We recognize that many companies have significant business interests in the future growth and health of the .NET ecosystem, across a variety of business models - platforms, developer tools vendors, consultancies, as well as businesses in other verticals that depend on .NET to run their websites, line-of-business applications, infrastructure, etc. We've had repeated requests from businesses that don't directly fit into the TSG model to join the foundation and get involved. Creating a Corporate Sponsor Program with annual dues will allow the .NET Foundation to have much greater impact and make long-term investments in the .NET community.[JG1]
How will sponsor contributions be spent?
Historically, we have spent money on things like:
- Technical support services for member projects (e.g. code signing certificates, build servers, cloud hosting, etc.)
- Event sponsorship (.NET Conf and .NET Conf Local events, third party conference sponsorship, open source project hackathons)
- Meetup (user group) sponsorship (we sponsor 250 Meetups in 50 countries around the world)
Going forward, the Board of Directors will decide how best to spend contributions.

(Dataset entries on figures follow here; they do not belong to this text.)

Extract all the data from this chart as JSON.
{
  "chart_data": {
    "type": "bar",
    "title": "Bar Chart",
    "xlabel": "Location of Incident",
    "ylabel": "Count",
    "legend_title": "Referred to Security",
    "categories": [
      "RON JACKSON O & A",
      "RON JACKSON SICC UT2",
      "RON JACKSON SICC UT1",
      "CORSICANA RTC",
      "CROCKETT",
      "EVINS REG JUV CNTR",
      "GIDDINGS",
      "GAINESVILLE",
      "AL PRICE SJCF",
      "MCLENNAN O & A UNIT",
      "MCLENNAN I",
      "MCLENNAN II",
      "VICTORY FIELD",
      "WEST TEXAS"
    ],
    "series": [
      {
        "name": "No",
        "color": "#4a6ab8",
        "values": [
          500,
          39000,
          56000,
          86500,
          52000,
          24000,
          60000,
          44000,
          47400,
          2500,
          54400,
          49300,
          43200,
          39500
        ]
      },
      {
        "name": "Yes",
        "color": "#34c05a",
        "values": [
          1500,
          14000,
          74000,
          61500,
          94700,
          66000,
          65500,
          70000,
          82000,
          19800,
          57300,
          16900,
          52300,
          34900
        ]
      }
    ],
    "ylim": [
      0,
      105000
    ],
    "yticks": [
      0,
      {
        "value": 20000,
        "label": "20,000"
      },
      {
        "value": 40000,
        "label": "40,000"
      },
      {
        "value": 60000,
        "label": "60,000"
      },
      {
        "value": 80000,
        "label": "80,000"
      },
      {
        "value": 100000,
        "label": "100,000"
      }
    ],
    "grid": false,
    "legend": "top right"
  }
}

Our current Board of Directors and Advisory Council are really excited about the potential to expand what we've been doing, as well as to launch some new activities to serve as a catalyst for the .NET open source community, such as:
- Speaker grants: Now that we've built out a global network of local Meetups, we can help them get great speakers. Meetups provide new developers with an easy way to learn, make contacts in their local community, and develop into leaders and speakers if they so choose. Speaker grants help both provide great content and support the Meetup speakers by providing them more opportunities to speak.
- Event sponsorship: We've helped sponsor the annual .NET Conf virtual conference and contributed to some small local events, but corporate sponsorship could allow us to put on in-person events, event tours to Meetups, larger hackathon events, and more.

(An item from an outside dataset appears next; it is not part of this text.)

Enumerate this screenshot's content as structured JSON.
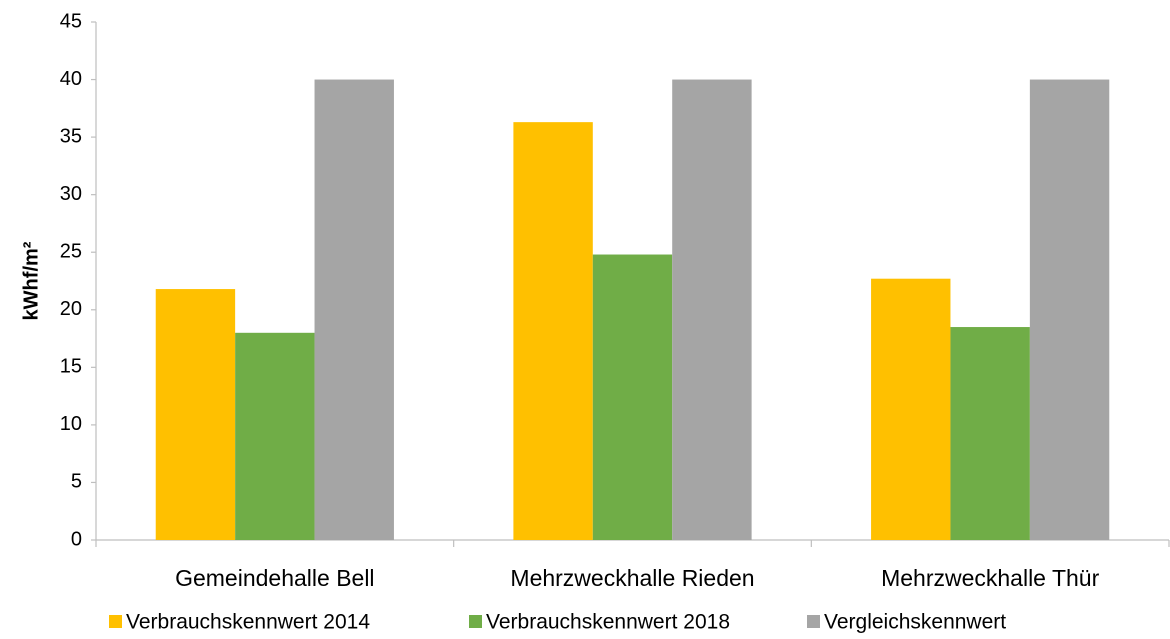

- Outreach: With a shared goal of growing the .NET developer base, we have many options to pursue - education, non-traditional venues (e.g. Twitch and online streaming), global and diverse markets we've missed historically, etc.
- Open Source Evangelism to the Corporate Developer: .NET has a huge developer base, but too few are actively engaged in contributing to .NET and the .NET open source libraries they rely on. We'd love to see a dedicated speaker tour focused on educating and connecting enterprise developers with open source. We could bring some top .NET open source project leaders to local and corporate Meetups and show them how to get involved, as well as how contributing to .NET open source benefits them and their companies.
Really, this is just a start - there is tremendous explosive potential in the huge, worldwide .NET developer base that sadly underutilized. We'd love to engage that, and we'd love for our corporate sponsors to both lead the charge and get the credit for it.
Sponsor levels and dues
After reviewing the various software foundation levels, we've decided to ask for pretty inexpensive dues:
- Large Company (> $10M revenue per year): $50,000 annually
- Medium company ($3M - $10M revenue per year): $25,000 annually
- Small company (< $3M annually): $10,000 annually
Most important, you should see .NET Foundation sponsorship as something that benefits you in three clear ways: you help build the .NET open source ecosystem, you can have a direct impact on the future of .NET, and you can market your products and services to the .NET community.